Tentu saja, iklim pemilu di Iran juga memberikan kebebasan bagi setiap faksi-faksi politik untuk menyuarakan pandangan dan kritikannya. Ironisnya, media-media asing berusaha membesar-besarkan kritikan lawan-lawan politik pemerintah dalam pemilu dan berusaha merusak reputasi pemerintahan Iran. Dengan begitu, mereka berharap rakyat akan menyambut dingin digelarnya pemilu.

Propaganda kotor lainnya yang kerap dilancarkan media-media Barat adalah dengan cara mendukung salah satu kandidat. Lewat berbagai trik-trik politik, mereka berusaha mengesankan bahwa salah satu kandidat memiliki pendukung yang lebih besar. Dengan cara itu, mereka berusaha mengarahkan opini publik untuk memilih kandidat tertentu.

Media-media Barat juga kerap melontarkan bahwa pemilu yang sehat dan demokratis di setiap negara hanya bisa terwujud jika telah lolos dari pengawasan lembaga-lembaga pemantau pemilu internasional. Karena itu, mereka lantas menuding pemilu di Iran berjalan tidak sehat dan bebas.

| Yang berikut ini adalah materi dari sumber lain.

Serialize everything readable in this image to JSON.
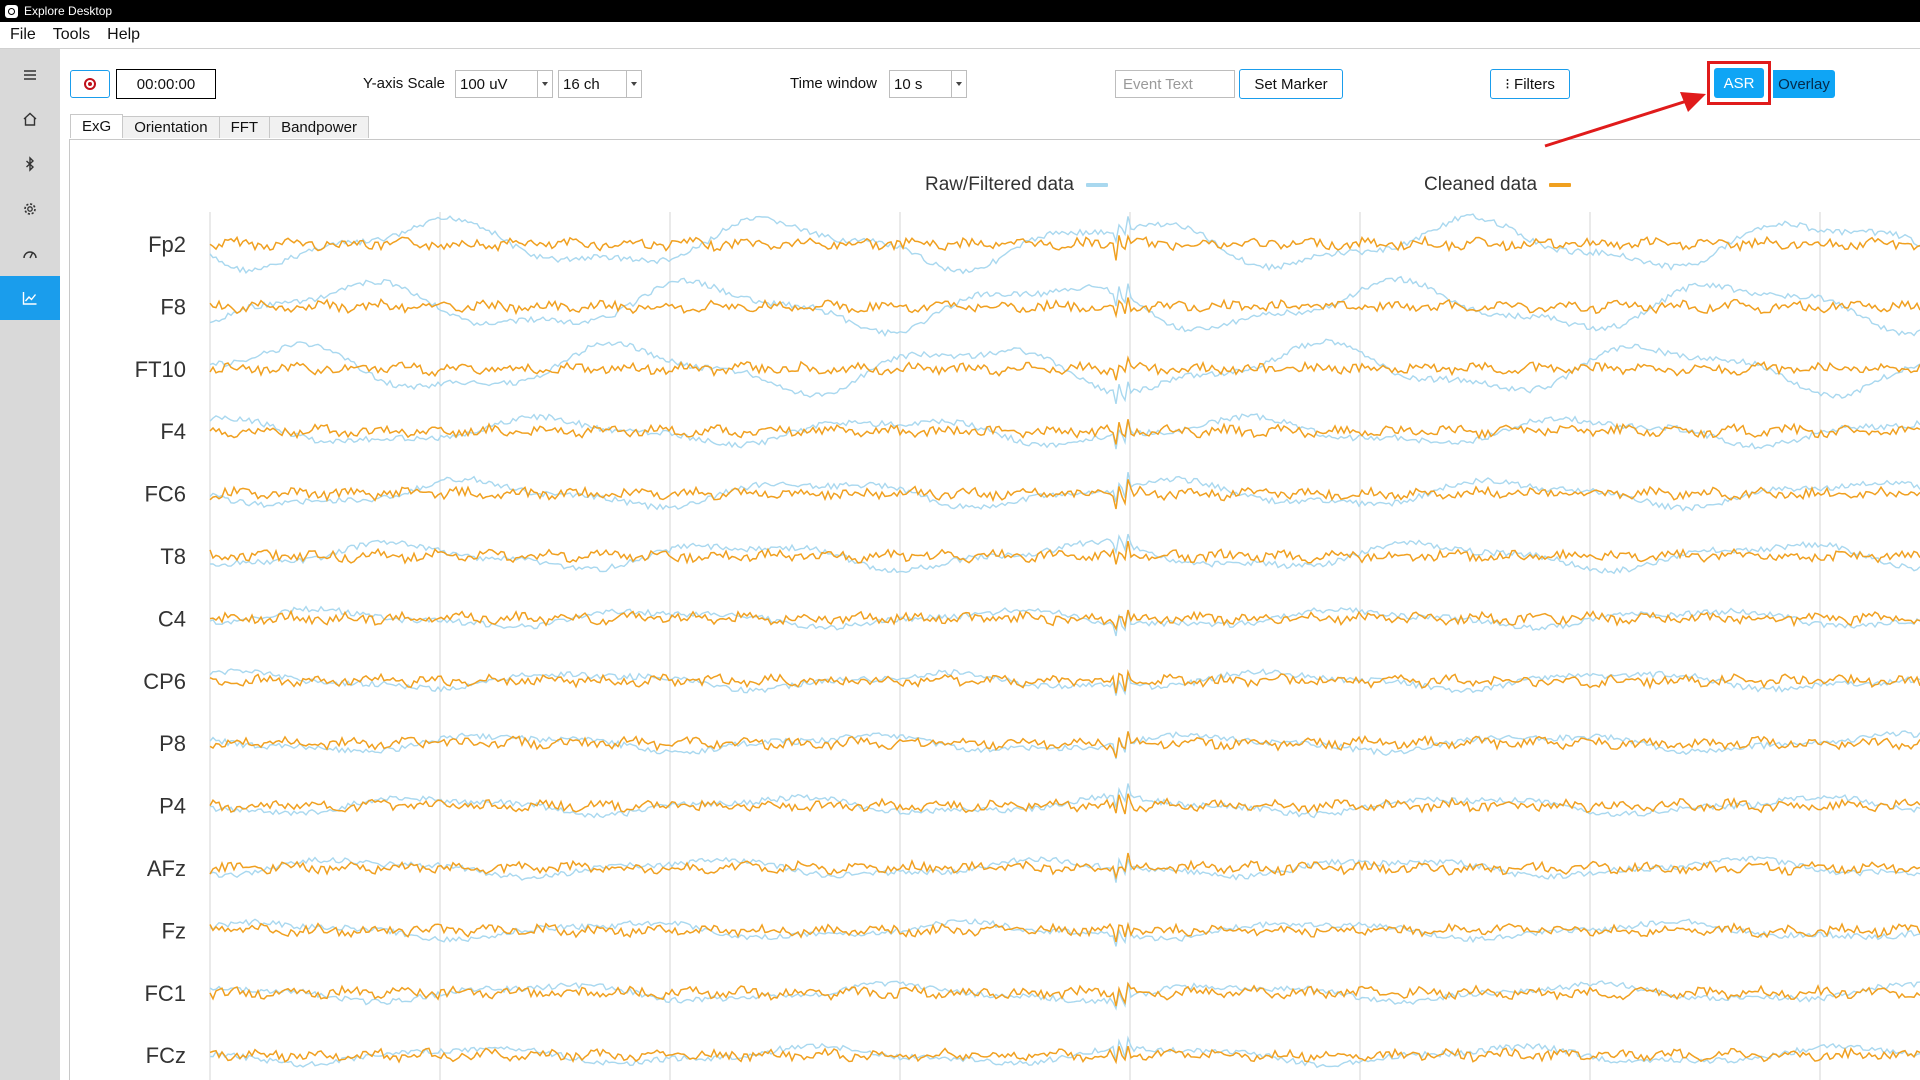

Padahal, standar yang diungkapkan media-media Barat itu bukanlah satu-satunya tolak ukur. Mekanisme pemilu di Iran memiliki standar tersendiri dalam menentukan sehatnya pemilu yang tidak bisa dipengaruhi begitu saja oleh tekanan dari luar. Selain itu, tingginya partisipasi rakyat Iran dalam pemilu menunjukkan kepercayaan mereka terhadap sehatnya pemilu di negerinya.